Our brains have a wonderful, weird ability to make quick sense of the world through mental shortcuts. Yet, those shortcuts often fail us when it comes to money and investing.
For instance, investing is one activity where outcomes are not always obvious thanks to uncertainty. You can make the right decision and still lose money. You can also make the wrong decision and profit. So our mind fills in the blanks in a way that makes sense of it all. The result, however, can leave a false impression of the impact of skill and luck — both good and bad — on investment results.
A 1983 study by Thomas Gilovich suggests that it happens quite often. His study looked at how gamblers rationalized their success and failure from betting on football games. They were asked to record their thoughts about the outcome of bets under the guise that it would improve their betting later in the season.

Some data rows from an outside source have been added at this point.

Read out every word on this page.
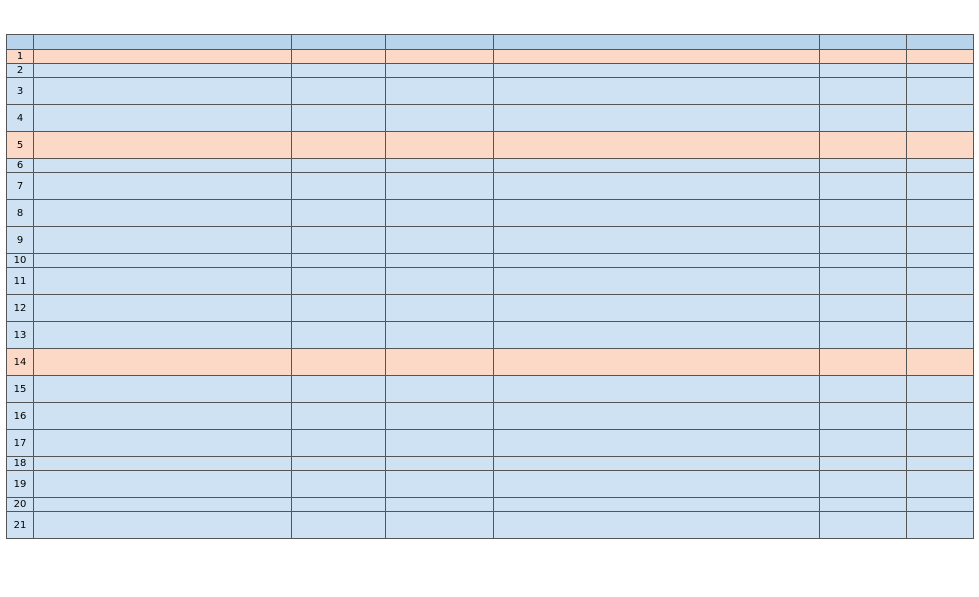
1						
2						
3						
4						
5						
6						
7						
8						
9						
10						
11						
12						
13						
14						
15						
16						
17						
18						
19						
20						
21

Gilovich found that gamblers accounted for their wins and losses differently. It turns out, gamblers burned more mental energy to explain a loss compared to a win.
Losses were often explained away by a fluke event. A player got hurt or the ref made a horrible call that turned the tide of the game. That’s what led to the gambler’s loss. It was just dumb luck. Otherwise, the gambler was sure to win.
Wins, however, were practically assured. The gambler was supposed to win. They were right after all. And in a few cases, their thoughts led them to believe the outcome of a game should have been more extreme than it actually was. Had that player not gotten hurt, it would have been a bigger upset.
The results show that gamblers revise the history of losses while accepting wins at face value. They substitute skill or luck when it best suits them. When they made money it was skill. But when they lost it was dumb luck.
Probably most surprising, the study found that the gamblers remembered their losses better than their wins weeks later. Because they spent so much time and energy “analyzing” losses more than wins, they not only remembered the losses but saw those losses as near wins.
Of course, investors and traders do the same thing. Wins are expected (nobody makes a trade expecting to lose). It’s supposed to happen. No need to waste much energy figuring out if your decision was correct when you made money.
But losses…it’s easy to twist a reality of a loss into an aberration. I’d have a profit if it wasn’t for the meddling Fed. Had inflation not spiked, I’d have made money. War, politics, weather, and more are on the table to explain why a loss was really a near win.
Of course, the consequence of believing a loss is not a loss is that it’s easy to make another trade when you were this close to a sure thing. In fact, there’s a good chance you’ll continue to believe you have some ability to pick winners when you likely don’t.
What’s worse, viewing a loss as a near win, likely guarantees you never learn from your losses either. And if you never learn, then you’ll repeat it again and again.
One solution to this problem is to define what success and failure look like for each investment in advance. Does success mean making money? Does failure mean losing? Or is there more to it? Maybe success is defined as being right and making money. And a failure is simply being wrong. Feel free to be as specific about this as you like.
The next step would be to expand on this with an investment postmortem once described by Bernard Baruch like this:
I developed a habit I was never to forsake — of analyzing my losses to determine where I had made my mistakes. This was a practice I was to develop ever more systematically as my operations grew in size. After each major undertaking — and particularly when things had turned sour — I would shake loose from Wall Street and go off to some quiet place where I could review what I had done and determine wherein I had gone wrong. At such times I never sought to excuse myself, but was concerned solely with guarding against a repetition of the same error.
Investment postmortems are a good habit for investors to undertake. The purpose is to dig through the decision-making process behind each investment to see if a poor decision was behind a loss. It’s a way to collect mistakes in an effort to not repeat them again. The end result of those two steps should be far better than treating losses as near wins.